Adakah Efek Jera dalam Kapitalisme?
Tinta Media - Miris! Negara seharusnya memberikan hukuman berat kepada para koruptor, bukan malah memberikan diskon. Kementerian Hukum dan Hak Asasi Manusia memberikan Remisi Khusus (RK) bagi narapidana dan Pengurangan Masa Pidana (PMP) Khusus bagi Anak Binaan yang beragama Islam pada saat hari raya Idul Fitri.
Penerima RK dan PMP Khusus pada lebaran 2024 berjumlah 159.557 orang (tirto.id, 10/04/2024). Salah satu penerima remisi adalah terpidana kasus korupsi Kartu Tanda Penduduk Elektronik atau e-KTP, Setya Novanto. Mantan ketua DPR itu mendapatkan diskon masa tahanan bersama 240 narapidana korupsi lainnya di Lembaga Pemasyarakatan (Lapas) Sukamiskin, Bandung (tempo.co, 12/04/2024).
Hari-hari besar keagamaan tampaknya menjadi hari yang makin istimewa bagi para napi. Betapa tidak? Pada hari itu para napi mendapat kejutan berupa pemberian remisi. Tentu kabar ini menjadi angin segar, khususnya bagi para keluarga dan sanak saudara. Padahal, jika mengingat kejahatan yang dilakukan para napi, pemberian remisi tentu menjadi sesuatu yang tidak adil, terutama bagi pelaku korupsi, bandar narkoba, pembunuh, serta pelaku kejahatan lain yang sangat merugikan masyarakat dan negara.
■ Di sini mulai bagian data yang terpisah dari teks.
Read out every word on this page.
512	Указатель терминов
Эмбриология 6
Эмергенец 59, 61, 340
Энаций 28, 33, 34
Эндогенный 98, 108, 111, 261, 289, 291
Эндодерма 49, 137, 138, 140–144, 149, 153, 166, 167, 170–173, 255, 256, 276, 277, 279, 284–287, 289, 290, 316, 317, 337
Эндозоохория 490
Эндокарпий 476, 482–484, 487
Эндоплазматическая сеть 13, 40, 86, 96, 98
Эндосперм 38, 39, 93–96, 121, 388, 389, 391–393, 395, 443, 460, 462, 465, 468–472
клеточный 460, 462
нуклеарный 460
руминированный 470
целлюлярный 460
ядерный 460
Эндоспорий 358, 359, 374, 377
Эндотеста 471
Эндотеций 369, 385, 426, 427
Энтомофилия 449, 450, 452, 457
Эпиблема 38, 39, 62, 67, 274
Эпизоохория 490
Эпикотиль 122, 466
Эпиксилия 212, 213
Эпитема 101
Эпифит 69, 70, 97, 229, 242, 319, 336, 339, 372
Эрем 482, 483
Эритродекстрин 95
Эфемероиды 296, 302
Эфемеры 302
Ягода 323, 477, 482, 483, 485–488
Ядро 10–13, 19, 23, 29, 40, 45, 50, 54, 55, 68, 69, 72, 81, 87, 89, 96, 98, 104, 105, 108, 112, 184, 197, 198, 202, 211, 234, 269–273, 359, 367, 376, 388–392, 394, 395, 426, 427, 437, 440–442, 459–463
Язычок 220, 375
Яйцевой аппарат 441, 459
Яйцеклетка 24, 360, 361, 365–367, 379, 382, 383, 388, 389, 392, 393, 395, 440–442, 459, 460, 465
Obral remisi menjadi kebiasaan di negeri ini. Maka, tak heran jika tingkat kejahatan kian meningkat. Remisi bukan solusi, melainkan memperparah keadaan. Sebab, pemberian remisi justru akan menjauhkan efek jera bagi pelaku kejahatan.
Remisi berulang kali berpotensi menurunkan kepercayaan publik terhadap penegakan hukum. Kapan negeri kita menerapkan hukum yang adil? Bagaimana bisa ada efek jera jika hukuman bisa berubah-ubah? Bagaimana bisa ada efek jera bila tiap tahun ada potongan hukuman?
Ketika kedaulatan di tangan manusia, keadilan semakin terpinggirkan. Orang yang menjalani hukuman di dalam sistem sekuler tidak akan merasakan efek jera ataupun kesadaran untuk menjadi manusia yang lebih baik, apalagi efek untuk menjadi manusia yang taat pada aturan Sang Pencipta.
Sistem sanksi yang diberikan tidak konsisten dan dapat berubah sesuai kepentingan. Sistem hukum buatan manusia terbukti tidak mampu mengatur kehidupan manusia dengan adil. Sistem sekuler ibarat jalan rusak yang tak patut dilalui. Semestinya kita menyadari bahwa kesempurnaan hanya milik Allah Swt. Saatnya kita kembali pada aturan Allah. Jangan menjadi manusia sombong yang menolak hukum-hukum yang berasal dari Tuhan semesta alam!